A indústria farmacêutica brasileira é hoje uma das maiores do mundo. De fato, a empresa IMS Health, líder na obtenção e análise de dados do setor, recentemente estimou que o país poderá se tornar o 6º maior mercado global de medicamentos até 2015.
É inegável que a introdução dos genéricos e similares contribuiu significativamente para o crescimento do segmento. Em um país em que a renda média da população ainda se distancia daquela observada na Europa e nos Estados Unidos, o preço do remédio é um dos critérios de maior peso na escolha do consumidor.
Igualmente relevante foi o momento em que os medicamentos genéricos e similares foram inseridos no mercado brasileiro. As categorias ganharam as prateleiras de drogarias e farmácias justamente quando enormes parcelas da população ascendiam a patamares inéditos de renda e consumo. A combinação dos dois movimentos foi imbatível para trazer milhões de novos consumidores ao setor.

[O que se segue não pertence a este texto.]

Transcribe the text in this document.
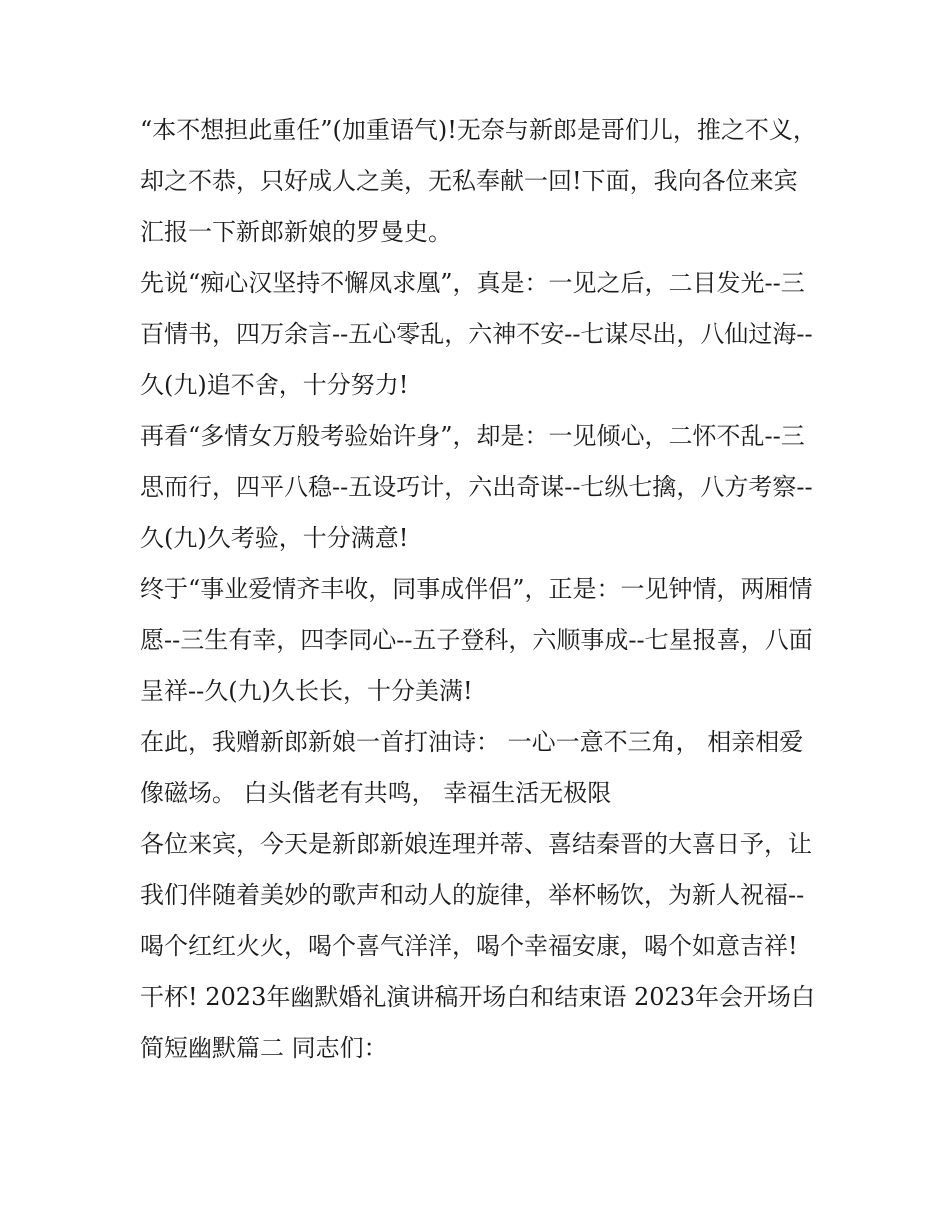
“本不想担此重任”(加重语气)!无奈与新郎是哥们儿，推之不义，却之不恭，只好成人之美，无私奉献一回!下面，我向各位来宾汇报一下新郎新娘的罗曼史。

先说“痴心汉坚持不懈凤求凰”，真是：一见之后，二目发光--三百情书，四万余言--五心零乱，六神不安--七谋尽出，八仙过海--久(九)追不舍，十分努力!

再看“多情女万般考验始许身”，却是：一见倾心，二怀不乱--三思而行，四平八稳--五设巧计，六出奇谋--七纵七擒，八方考察--久(九)久考验，十分满意!

终于“事业爱情齐丰收，同事成伴侣”，正是：一见钟情，两厢情愿--三生有幸，四李同心--五子登科，六顺事成--七星报喜，八面呈祥--久(九)久长长，十分美满!

在此，我赠新郎新娘一首打油诗： 一心一意不三角， 相亲相爱像磁场。 白头偕老有共鸣， 幸福生活无极限

各位来宾，今天是新郎新娘连理并蒂、喜结秦晋的大喜日予，让我们伴随着美妙的歌声和动人的旋律，举杯畅饮，为新人祝福--

喝个红红火火，喝个喜气洋洋，喝个幸福安康，喝个如意吉祥! 干杯! 2023年幽默婚礼演讲稿开场白和结束语 2023年会开场白简短幽默篇二 同志们：
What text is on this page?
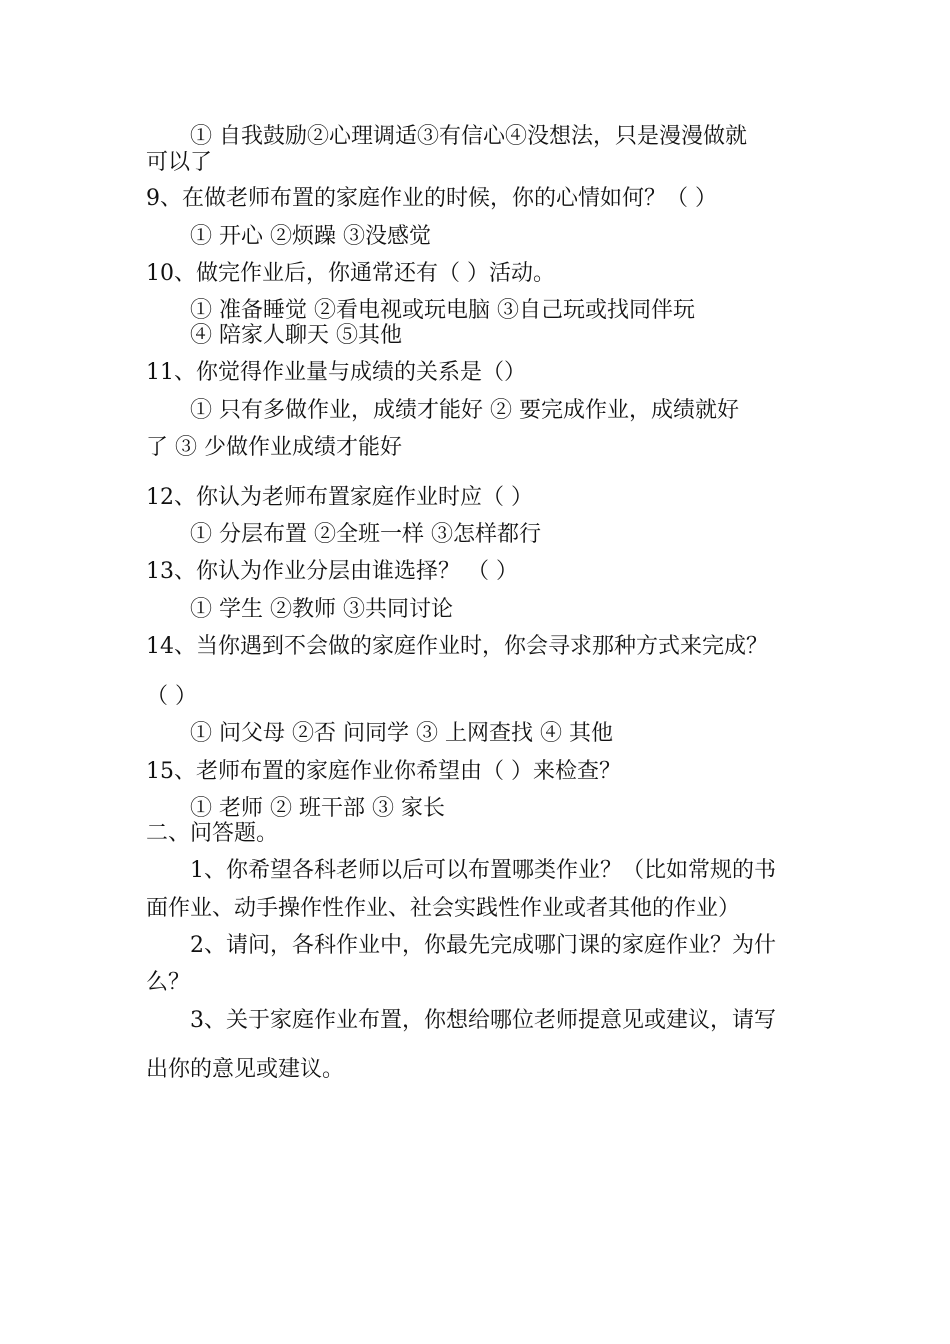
① 自我鼓励②心理调适③有信心④没想法，只是漫漫做就
可以了
9、在做老师布置的家庭作业的时候，你的心情如何？（ ）
① 开心 ②烦躁 ③没感觉
10、做完作业后，你通常还有（ ）活动。
① 准备睡觉 ②看电视或玩电脑 ③自己玩或找同伴玩
④ 陪家人聊天 ⑤其他
11、你觉得作业量与成绩的关系是（）
① 只有多做作业，成绩才能好 ② 要完成作业，成绩就好
了 ③ 少做作业成绩才能好
12、你认为老师布置家庭作业时应（ ）
① 分层布置 ②全班一样 ③怎样都行
13、你认为作业分层由谁选择？ （ ）
① 学生 ②教师 ③共同讨论
14、当你遇到不会做的家庭作业时，你会寻求那种方式来完成？
（ ）
① 问父母 ②否 问同学 ③ 上网查找 ④ 其他
15、老师布置的家庭作业你希望由（ ）来检查？
① 老师 ② 班干部 ③ 家长
二、问答题。
1、你希望各科老师以后可以布置哪类作业？（比如常规的书
面作业、动手操作性作业、社会实践性作业或者其他的作业）
2、请问，各科作业中，你最先完成哪门课的家庭作业？为什
么？
3、关于家庭作业布置，你想给哪位老师提意见或建议，请写
出你的意见或建议。
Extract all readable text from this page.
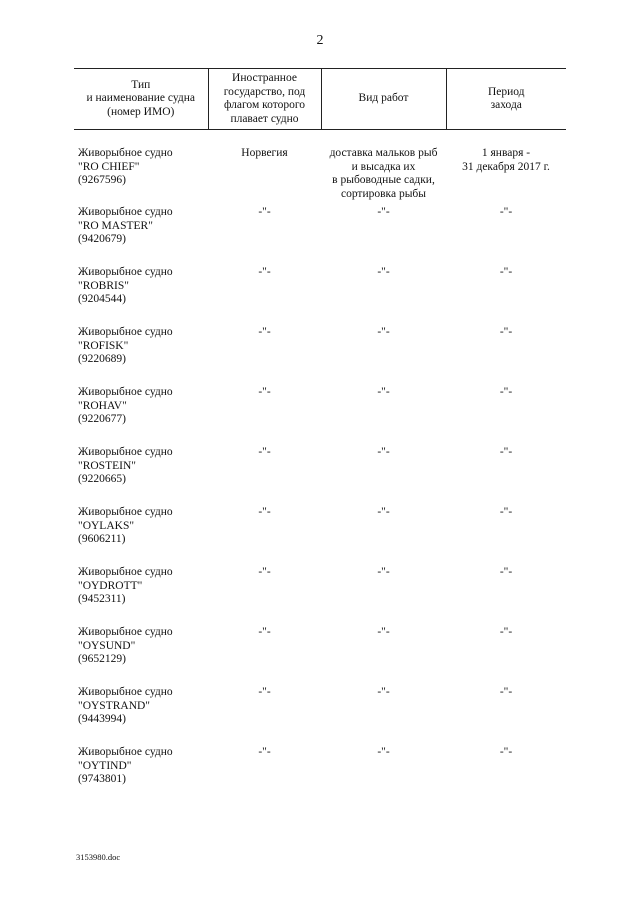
2
Тип
и наименование судна
(номер ИМО)	Иностранное
государство, под
флагом которого
плавает судно	Вид работ	Период
захода

Живорыбное судно
"RO CHIEF"
(9267596)	Норвегия	доставка мальков рыб
и высадка их
в рыбоводные садки,
сортировка рыбы	1 января -
31 декабря 2017 г.

Живорыбное судно
"RO MASTER"
(9420679)	-"-	-"-	-"-

Живорыбное судно
"ROBRIS"
(9204544)	-"-	-"-	-"-

Живорыбное судно
"ROFISK"
(9220689)	-"-	-"-	-"-

Живорыбное судно
"ROHAV"
(9220677)	-"-	-"-	-"-

Живорыбное судно
"ROSTEIN"
(9220665)	-"-	-"-	-"-

Живорыбное судно
"OYLAKS"
(9606211)	-"-	-"-	-"-

Живорыбное судно
"OYDROTT"
(9452311)	-"-	-"-	-"-

Живорыбное судно
"OYSUND"
(9652129)	-"-	-"-	-"-

Живорыбное судно
"OYSTRAND"
(9443994)	-"-	-"-	-"-

Живорыбное судно
"OYTIND"
(9743801)	-"-	-"-	-"-
3153980.doc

Entretanto, a recente revolução operada pelos genéricos e similares não se fez totalmente desacompanhada de contratempos, sobretudo no campo da concorrência entre os laboratórios.
Ao lado dos inegáveis efeitos benéficos que os genéricos e similares trouxeram aos consumidores de baixa renda, a indústria tem assistido ao surgimento de práticas comerciais que, sob a justificativa de serem tão somente agressivas, aproximam-se da ilegalidade, com evidentes prejuízos à concorrência.
Assim, por exemplo, há não poucos registros de fabricantes de genéricos e similares que, não se limitando à reprodução da fórmula do medicamento de referência, também copiam seus principais elementos de marketing, em violação à legislação brasileira.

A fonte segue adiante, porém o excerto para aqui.